Cadbury dashes minority hopes again
The revaluation of shares of chocolate maker Cadbury has fallen short of the expectations of minority shareholders.
Ernst & Young, the independent valuer appointed by Bombay High Court, has pegged the value of the shares at 2,014 apiece.
That’s around 20% less than the 2,500 the shareholders were expecting on the higher side. On the lower side, expectations were for a valuation of 2,200 per share.
The company wants to buy out the shares held by around 8,000 minority shareholders, who collectively account for around 2.4% stake.

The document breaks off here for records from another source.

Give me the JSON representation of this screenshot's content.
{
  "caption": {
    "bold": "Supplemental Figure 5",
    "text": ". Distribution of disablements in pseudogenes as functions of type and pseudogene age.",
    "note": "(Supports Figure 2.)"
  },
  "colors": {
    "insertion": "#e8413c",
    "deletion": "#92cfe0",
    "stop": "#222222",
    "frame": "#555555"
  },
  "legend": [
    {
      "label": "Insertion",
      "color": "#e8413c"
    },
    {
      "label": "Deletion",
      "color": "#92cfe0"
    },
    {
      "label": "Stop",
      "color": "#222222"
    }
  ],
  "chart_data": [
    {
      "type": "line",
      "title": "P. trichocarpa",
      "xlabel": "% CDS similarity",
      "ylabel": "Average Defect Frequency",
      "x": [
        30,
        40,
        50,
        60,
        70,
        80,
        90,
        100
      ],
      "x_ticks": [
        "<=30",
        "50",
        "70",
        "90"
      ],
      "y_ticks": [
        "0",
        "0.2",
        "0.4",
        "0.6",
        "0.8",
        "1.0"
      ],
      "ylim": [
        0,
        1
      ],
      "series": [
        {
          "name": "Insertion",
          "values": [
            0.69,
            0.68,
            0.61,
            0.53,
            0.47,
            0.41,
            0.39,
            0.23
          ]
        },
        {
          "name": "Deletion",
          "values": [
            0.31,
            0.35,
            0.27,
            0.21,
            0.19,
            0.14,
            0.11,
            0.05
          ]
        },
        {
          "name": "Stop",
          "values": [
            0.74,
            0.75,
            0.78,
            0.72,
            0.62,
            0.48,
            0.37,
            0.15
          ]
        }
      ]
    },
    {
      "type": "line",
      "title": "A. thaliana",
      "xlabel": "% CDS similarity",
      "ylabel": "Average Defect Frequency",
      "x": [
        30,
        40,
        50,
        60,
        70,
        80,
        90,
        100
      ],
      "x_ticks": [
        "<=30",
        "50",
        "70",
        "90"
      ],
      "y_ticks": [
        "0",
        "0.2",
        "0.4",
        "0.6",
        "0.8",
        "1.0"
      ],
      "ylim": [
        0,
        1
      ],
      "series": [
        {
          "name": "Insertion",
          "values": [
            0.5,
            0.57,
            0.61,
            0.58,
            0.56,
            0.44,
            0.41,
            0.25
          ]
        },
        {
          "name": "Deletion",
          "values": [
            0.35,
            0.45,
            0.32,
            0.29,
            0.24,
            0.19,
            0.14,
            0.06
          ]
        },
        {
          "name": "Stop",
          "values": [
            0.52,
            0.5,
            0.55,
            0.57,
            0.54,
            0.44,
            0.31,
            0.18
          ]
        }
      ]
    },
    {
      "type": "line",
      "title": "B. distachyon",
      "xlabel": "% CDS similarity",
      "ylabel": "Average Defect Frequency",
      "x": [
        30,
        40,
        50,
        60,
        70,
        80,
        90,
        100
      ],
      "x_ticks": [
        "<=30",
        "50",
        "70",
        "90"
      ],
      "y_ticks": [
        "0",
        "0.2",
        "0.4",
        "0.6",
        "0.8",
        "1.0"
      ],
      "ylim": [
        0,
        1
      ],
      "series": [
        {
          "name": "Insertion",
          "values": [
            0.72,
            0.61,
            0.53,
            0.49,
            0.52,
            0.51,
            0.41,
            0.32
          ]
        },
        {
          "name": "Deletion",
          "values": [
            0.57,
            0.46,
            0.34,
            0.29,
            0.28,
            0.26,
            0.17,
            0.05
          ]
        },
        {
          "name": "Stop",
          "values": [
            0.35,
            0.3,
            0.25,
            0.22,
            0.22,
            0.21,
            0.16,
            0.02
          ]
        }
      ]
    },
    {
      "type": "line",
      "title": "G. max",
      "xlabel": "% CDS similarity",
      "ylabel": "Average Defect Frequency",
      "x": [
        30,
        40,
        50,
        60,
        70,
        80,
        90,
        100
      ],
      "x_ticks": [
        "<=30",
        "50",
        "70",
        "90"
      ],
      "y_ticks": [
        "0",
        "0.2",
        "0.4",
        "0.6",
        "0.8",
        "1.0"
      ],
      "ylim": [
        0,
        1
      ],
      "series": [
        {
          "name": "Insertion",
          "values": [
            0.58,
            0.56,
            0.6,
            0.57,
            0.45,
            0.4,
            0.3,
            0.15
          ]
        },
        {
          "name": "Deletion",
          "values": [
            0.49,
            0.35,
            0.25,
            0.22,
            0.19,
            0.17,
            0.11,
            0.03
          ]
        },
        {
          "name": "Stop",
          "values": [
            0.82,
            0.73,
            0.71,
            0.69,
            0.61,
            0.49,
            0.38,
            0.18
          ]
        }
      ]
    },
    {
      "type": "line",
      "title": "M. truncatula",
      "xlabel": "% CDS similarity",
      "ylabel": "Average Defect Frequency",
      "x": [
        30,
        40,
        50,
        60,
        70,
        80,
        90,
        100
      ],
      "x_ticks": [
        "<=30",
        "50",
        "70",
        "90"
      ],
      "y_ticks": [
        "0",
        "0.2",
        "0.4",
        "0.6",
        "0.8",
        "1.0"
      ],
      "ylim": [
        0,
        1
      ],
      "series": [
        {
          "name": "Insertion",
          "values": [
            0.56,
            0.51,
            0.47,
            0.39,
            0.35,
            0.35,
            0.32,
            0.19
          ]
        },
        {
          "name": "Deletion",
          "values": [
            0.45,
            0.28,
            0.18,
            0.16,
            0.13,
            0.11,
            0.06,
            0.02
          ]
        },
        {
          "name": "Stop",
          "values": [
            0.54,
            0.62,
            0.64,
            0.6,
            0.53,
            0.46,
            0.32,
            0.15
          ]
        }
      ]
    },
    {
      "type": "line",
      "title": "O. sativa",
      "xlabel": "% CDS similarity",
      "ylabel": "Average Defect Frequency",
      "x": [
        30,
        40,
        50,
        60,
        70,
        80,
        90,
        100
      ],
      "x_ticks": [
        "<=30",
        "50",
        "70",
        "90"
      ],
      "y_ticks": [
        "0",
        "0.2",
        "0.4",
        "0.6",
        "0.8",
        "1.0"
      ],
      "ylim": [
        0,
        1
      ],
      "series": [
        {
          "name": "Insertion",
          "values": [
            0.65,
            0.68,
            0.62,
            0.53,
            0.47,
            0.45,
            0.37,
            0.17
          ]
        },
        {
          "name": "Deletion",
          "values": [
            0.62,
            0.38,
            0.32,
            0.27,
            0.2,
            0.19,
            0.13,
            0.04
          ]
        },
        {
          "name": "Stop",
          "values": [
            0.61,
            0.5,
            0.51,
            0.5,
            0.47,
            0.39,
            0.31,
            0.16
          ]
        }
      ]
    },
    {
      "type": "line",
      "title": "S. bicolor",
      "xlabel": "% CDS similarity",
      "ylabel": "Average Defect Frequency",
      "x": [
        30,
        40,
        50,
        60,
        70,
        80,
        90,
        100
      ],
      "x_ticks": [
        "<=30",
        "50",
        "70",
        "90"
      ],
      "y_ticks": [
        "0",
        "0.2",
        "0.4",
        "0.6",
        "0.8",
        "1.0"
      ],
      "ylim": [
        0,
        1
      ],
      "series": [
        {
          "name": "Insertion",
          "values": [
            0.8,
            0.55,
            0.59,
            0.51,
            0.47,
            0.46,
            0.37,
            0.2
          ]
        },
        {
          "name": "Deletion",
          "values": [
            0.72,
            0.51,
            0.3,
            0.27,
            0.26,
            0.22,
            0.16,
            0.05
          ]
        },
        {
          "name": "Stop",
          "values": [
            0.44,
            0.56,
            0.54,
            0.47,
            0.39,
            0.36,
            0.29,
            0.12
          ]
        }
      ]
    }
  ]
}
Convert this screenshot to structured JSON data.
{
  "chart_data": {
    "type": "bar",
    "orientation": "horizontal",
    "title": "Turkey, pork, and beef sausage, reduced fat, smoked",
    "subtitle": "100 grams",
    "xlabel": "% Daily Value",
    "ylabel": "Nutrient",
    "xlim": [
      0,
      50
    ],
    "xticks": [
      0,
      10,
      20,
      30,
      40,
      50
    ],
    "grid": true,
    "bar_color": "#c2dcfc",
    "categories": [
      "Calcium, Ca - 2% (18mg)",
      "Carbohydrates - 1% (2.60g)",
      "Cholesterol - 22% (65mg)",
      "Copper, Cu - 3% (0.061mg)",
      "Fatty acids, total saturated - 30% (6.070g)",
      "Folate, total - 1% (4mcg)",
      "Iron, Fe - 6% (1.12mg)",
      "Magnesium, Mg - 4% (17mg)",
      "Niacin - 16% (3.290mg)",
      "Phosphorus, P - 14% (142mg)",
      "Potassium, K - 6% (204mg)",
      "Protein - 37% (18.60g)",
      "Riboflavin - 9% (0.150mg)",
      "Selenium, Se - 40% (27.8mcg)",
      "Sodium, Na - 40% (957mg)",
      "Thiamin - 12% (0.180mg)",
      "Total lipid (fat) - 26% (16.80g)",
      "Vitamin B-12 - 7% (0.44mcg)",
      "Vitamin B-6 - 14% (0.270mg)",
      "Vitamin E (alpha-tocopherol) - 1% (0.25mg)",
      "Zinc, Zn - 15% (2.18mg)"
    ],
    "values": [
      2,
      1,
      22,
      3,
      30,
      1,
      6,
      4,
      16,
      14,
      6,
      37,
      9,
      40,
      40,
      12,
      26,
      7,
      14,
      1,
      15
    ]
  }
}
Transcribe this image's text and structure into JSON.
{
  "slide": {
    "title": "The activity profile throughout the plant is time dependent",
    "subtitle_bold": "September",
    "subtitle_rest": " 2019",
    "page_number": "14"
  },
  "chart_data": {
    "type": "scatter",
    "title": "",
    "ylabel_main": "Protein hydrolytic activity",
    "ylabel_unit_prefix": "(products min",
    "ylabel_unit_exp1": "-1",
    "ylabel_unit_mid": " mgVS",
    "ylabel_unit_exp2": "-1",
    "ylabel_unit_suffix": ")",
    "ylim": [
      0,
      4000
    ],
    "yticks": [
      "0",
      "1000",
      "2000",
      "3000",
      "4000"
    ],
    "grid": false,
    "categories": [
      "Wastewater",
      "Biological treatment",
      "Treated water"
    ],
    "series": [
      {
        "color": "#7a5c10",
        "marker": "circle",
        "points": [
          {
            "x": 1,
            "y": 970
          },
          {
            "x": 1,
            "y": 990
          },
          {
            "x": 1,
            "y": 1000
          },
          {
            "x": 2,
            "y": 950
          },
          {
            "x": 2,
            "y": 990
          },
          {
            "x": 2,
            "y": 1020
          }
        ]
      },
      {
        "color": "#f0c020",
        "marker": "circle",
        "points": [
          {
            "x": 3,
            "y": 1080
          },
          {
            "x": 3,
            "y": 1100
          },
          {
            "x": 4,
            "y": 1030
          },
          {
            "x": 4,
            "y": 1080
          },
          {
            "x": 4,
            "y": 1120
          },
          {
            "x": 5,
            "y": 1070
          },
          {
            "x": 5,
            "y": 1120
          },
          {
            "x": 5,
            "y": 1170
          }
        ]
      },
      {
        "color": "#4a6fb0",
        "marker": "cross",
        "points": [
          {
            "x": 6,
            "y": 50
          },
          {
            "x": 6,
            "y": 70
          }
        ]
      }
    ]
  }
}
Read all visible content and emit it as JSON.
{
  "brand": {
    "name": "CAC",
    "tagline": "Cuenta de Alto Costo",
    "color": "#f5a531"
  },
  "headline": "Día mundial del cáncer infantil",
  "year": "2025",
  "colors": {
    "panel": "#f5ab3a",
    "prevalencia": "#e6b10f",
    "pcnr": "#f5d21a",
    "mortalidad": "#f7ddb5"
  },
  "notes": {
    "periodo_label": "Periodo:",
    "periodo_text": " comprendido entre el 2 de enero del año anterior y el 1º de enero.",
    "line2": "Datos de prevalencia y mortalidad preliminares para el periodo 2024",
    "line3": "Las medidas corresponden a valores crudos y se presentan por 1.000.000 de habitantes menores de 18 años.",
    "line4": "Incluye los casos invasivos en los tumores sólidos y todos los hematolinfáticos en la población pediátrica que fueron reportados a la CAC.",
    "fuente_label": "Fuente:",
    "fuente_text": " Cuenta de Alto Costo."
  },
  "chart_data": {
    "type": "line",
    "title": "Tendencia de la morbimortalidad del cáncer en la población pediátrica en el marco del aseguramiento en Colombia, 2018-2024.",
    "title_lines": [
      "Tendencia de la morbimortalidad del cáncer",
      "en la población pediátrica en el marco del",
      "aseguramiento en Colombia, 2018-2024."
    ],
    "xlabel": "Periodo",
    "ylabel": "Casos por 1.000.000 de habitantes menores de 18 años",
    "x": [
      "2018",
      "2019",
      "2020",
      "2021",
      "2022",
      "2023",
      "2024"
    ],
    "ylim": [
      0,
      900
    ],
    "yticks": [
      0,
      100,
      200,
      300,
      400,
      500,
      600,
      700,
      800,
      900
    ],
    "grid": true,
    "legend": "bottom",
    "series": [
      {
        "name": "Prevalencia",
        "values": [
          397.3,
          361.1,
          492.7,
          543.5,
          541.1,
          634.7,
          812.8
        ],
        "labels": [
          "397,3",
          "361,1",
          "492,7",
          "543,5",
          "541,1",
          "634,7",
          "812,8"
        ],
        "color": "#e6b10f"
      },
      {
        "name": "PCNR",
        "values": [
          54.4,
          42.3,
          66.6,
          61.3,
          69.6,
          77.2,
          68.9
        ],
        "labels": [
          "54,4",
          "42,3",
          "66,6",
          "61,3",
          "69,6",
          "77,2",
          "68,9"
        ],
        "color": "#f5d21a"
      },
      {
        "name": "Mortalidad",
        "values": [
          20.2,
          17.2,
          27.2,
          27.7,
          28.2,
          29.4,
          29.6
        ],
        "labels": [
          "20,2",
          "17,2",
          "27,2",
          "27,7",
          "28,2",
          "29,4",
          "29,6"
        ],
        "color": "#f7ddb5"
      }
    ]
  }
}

Cadbury had delisted the company in 2003, offering 500 a share to shareholders. But some refused to sell out despite numerous offers from the company, including one of 1,340 on September 30, 2009.
Subsequently, the Bombay High Court appointed Ernst & Young, which valued the shares at 1,740 apiece.
Minority shareholders protested the company was not valued using the discounted cash flow method.
Also, future growth was not sufficiently reflected in the price and the data used to value the shares was not complete.
The company subsequently offered up to 1,900 a share.
Then, in the first week of July, the Bombay High Court asked Cadbury to consider the discounted cash flow method for the valuation. The next hearing is set for August 1.
“We will be studying the report and submitting a reply on Monday,” said Hinesh Doshi, vice-president of the Investor Grievances Forum, which represents minority shareholders on the issue. Cadbury declined to comment.